Our method is also object-agnostic. That means that without using any cue or any other explicit information for the class of the object, we can classify the state. For example, we might have some objects that are unknown, but we can still classify the states of these unknown objects.

So, to sum up, this method is both zero-shot and object agnostic. This is something novel and promising in the way that it’s more appropriate for real-time problems. In real life, you might encounter novel and unknown objects because we have many thousands of objects that we encounter in everyday life. And also because, even if we have some known object, we always have the problem of not having correctly defined the class of the object. So if we depend on an accurate classification on the class of the object, this error might cascade to the state classification. So if we have an object-agnostic state classifier, we avoid this danger.

How was the Doctoral Consortium experience at AAAI 2025?

It was fascinating. The two keynotes were really good, especially the second one because it was very close to my topic. It covered robotics stuff that was really close to object state, so that was really interesting to me.

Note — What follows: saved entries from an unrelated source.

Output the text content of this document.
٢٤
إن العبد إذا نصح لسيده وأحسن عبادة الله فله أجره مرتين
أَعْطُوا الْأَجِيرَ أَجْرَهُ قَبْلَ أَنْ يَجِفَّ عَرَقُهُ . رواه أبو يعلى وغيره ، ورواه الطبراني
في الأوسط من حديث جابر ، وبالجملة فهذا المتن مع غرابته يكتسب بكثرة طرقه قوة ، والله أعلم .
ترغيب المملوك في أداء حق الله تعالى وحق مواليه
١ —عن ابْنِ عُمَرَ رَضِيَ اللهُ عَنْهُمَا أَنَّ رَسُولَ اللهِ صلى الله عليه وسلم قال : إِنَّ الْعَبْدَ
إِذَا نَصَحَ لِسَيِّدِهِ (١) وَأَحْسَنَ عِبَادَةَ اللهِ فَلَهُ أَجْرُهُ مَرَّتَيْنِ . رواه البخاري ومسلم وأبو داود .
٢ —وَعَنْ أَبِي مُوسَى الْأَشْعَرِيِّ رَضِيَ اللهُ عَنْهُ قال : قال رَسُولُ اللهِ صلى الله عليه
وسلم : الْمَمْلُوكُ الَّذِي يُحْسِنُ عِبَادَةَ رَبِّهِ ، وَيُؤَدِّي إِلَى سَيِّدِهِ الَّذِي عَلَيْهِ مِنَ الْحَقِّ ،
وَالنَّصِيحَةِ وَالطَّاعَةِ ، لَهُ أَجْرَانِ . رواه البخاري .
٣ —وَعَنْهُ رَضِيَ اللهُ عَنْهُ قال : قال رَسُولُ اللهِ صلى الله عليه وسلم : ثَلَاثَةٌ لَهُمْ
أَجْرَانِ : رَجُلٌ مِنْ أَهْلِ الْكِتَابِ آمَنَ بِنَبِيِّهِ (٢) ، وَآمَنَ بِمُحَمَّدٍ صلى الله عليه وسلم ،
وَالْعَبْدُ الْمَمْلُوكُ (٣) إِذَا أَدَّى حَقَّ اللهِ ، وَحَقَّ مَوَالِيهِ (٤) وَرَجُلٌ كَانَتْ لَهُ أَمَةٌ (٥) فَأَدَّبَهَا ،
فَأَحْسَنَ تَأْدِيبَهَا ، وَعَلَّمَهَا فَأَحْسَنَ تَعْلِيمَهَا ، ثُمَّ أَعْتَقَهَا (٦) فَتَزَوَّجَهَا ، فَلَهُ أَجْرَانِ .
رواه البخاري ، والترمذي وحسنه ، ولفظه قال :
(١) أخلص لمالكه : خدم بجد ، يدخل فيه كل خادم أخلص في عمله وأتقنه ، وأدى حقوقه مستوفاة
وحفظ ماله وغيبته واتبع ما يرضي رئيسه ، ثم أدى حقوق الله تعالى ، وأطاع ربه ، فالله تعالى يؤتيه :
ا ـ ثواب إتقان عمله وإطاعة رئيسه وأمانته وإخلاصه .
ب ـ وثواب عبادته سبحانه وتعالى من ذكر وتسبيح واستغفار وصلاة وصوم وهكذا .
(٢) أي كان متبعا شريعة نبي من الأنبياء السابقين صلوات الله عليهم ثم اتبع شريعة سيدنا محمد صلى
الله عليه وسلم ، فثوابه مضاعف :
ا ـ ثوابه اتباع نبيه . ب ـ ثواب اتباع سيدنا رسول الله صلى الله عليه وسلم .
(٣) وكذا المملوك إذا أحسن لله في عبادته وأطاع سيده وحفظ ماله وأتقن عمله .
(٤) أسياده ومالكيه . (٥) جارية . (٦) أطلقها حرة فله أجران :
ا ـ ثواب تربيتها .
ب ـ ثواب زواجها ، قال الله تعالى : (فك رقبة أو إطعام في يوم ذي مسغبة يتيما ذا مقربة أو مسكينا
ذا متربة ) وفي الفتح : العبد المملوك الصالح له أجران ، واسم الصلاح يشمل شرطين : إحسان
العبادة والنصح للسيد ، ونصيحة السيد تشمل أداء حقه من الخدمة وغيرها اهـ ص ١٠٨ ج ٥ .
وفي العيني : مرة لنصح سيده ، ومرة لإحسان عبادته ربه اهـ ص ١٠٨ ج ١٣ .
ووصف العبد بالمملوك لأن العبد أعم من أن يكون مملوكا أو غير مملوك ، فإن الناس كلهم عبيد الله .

There were two different sessions where we were split into groups of eight-ten PhD students and we sat with a mentor. We were able to ask the mentor questions and meet other participants as well. The most fascinating thing for me was that I got to meet a lot of people, a lot of interesting PhD students, and I would say maybe some of us could collaborate in the near future.

What was it that made you want to study AI and this topic in particular?

When I began my Bachelor’s, AI wasn’t the popular term that it is now. Now, everybody uses the term AI, but then, at the beginning of the Bachelor’s the deep learning paradigm began. I remember that we had another graduate course on AI but there were very few people in attendance. I then read a book on AI from the 1980s titled The Mind’s I, by Douglas Hofstadter (a computer scientist) and Daniel Dennett (a philosopher). It’s really a book concerning all the philosophical implications of AI. After I read this book, I realised that this is what I wanted to do. I was very lucky because AI was becoming more and more entrenched and it was easier to find a Master’s and PhD in AI than it would have been years before.

For our final question, could you tell us an interesting fact about you, or any hobbies that you enjoy outside of your research?

I really like reading. I read books about everything – literature, philosophy, poetry. In fact, I love anything written in a book. I’m also a fan of watching movies. I also like cycling and running. These activities have helped me with my research. For example, if there is some problem I need to solve, the best way to resolve it is to go on a 15km run or a 50 km bike ride, and I can think more clearly and the ideas come.

To conclude, I’d like to add one more thought. We live in strange times actually. AI has changed our lives in a spectacular way (and I fear that the overall balance is not positive). It becomes more and more evident that there is also a responsibility for anyone who works with AI, either in academia or industry, due to the effect that AI has on society. I would like to be optimistic and think that AI can be used to make the world a better place.

About Filippos

Filippos Gouidis is a postdoctoral researcher at the Foundation for Research and Technology – Hellas (FORTH) in Greece. He holds a Bachelor’s and an MSc in Computer Science, as well as an MSc in Cognitive Science. His PhD focused on zero-shot object state classification. His research interests lie in knowledge representation, neurosymbolic integration, and zero-shot learning.